Just a few days ago, chief economic adviser (CEA) K.V. Subramanian sought to reassure us that the economy was on the mend. But if his predecessor's views are to be believed, that may not be the case. Former CEA Arvind Subramanian, in a working paper co-authored with the former head of the International Monetary Fund's India office Josh Felman, has said that India is passing through a "great slowdown" and seems headed for the "intensive care unit". The economy was suffering a second wave of the so-called Twin Balance Sheet problem, he said, this one marked by bad real estate loans after India’s own housing bubble burst, with knock-on effects on shadow banking that left this sector starved of finance and created a wider crisis in credit markets.
Clearly, lending in some parts of the economy has ground to gasp-inducing lows, though how exactly this crunch could be traced back to demonetization, as the former CEA seems to do, is sure to be contested and put to further academic inquiry. It is also likely that this slowdown is indeed extraordinary, to the extent that shocks may have played a larger role than admitted by analysts given to treating it as a chiefly cyclical phenomenon.

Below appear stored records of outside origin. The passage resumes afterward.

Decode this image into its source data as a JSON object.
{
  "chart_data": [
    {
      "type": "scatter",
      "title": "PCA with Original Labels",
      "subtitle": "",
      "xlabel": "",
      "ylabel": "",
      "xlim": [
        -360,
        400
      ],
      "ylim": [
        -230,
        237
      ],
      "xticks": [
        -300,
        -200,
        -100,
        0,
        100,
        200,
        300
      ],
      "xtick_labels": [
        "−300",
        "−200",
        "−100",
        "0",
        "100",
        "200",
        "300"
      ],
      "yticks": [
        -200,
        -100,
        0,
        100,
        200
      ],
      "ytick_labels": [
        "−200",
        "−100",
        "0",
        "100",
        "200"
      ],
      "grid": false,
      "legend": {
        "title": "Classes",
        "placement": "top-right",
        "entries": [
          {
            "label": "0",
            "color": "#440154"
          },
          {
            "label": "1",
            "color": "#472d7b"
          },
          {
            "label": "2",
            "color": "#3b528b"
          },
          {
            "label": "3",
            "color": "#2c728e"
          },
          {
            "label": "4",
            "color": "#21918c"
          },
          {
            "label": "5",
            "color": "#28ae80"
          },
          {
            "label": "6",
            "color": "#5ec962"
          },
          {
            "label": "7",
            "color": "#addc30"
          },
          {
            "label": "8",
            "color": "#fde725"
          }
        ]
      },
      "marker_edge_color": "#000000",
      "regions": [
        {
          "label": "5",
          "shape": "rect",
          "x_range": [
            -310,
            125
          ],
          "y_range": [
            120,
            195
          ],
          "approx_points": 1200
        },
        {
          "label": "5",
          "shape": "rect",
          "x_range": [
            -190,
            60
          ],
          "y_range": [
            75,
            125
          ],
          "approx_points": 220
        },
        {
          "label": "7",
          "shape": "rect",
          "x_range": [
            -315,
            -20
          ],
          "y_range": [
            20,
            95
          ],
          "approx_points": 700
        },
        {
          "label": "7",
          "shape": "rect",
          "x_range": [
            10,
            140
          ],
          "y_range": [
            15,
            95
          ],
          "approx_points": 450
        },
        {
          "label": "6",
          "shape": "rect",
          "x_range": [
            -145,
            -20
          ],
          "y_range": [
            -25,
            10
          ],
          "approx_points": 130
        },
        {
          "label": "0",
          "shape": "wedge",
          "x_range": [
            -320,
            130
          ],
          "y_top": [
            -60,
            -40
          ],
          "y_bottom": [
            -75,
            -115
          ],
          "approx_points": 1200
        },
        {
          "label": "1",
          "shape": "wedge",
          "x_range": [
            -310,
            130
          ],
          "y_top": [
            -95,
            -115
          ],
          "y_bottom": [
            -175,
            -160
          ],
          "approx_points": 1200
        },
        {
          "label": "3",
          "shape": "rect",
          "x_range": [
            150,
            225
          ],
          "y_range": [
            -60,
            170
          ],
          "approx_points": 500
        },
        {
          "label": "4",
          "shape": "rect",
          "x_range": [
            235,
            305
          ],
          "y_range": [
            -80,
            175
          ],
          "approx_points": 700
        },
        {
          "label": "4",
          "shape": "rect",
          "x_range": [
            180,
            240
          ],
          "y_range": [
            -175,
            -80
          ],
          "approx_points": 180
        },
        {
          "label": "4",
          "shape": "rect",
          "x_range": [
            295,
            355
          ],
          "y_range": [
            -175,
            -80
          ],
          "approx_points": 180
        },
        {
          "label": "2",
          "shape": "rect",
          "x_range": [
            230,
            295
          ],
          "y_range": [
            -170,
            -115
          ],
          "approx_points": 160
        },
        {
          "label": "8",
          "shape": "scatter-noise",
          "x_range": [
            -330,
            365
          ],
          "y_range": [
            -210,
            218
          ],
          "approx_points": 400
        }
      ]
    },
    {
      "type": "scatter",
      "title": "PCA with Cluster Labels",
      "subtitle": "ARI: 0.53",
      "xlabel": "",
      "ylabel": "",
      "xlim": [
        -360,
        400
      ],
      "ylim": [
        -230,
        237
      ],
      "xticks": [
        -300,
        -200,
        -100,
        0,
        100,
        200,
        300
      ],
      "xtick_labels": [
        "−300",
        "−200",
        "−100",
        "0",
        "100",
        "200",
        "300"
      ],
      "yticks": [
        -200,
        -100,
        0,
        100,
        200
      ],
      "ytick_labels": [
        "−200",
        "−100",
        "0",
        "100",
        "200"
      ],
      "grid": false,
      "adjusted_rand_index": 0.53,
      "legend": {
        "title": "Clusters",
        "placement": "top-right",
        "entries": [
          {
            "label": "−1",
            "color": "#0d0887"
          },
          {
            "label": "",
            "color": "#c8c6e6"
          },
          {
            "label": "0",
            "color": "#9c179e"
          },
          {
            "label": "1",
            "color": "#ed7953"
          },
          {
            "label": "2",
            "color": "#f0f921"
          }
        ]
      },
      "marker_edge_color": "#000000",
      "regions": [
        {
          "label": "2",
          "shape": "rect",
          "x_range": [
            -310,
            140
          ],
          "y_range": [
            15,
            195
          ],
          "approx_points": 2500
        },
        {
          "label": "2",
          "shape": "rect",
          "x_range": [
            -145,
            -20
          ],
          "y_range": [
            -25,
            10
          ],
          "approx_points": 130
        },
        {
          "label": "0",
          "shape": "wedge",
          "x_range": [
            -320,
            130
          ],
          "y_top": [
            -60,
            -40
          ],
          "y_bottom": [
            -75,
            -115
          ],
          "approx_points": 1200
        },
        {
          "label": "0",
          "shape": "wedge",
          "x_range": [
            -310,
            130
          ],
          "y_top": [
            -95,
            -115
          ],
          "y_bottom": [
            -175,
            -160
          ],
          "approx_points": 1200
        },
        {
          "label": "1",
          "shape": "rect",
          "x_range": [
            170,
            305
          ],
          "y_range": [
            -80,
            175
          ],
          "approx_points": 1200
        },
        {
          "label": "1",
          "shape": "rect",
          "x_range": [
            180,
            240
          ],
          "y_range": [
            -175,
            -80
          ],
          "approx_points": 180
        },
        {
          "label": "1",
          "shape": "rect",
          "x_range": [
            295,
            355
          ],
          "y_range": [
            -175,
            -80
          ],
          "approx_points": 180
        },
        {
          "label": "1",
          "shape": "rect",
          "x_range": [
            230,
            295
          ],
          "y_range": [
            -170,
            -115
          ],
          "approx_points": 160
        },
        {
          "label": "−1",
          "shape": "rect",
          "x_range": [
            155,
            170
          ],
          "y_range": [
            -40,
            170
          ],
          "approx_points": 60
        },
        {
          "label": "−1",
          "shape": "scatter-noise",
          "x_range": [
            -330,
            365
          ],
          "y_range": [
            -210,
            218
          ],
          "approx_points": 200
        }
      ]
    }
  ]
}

While we examine its causes, what’s critical is that the government has begun to display some urgency in addressing it. Efforts to revive both investment and consumer demand have been made, and a long-held position on fiscal control may end up being sacrificed to impart a significantly large boost. The effects of this over the years are not easy to foresee, and the risks involved need to be weighed carefully, lest the economy gets even harder to rescue should a spending splurge go wrong. What is evident is that for the economy to regain its mojo, action must soon be taken, and it must be consistent with a clear economic vision.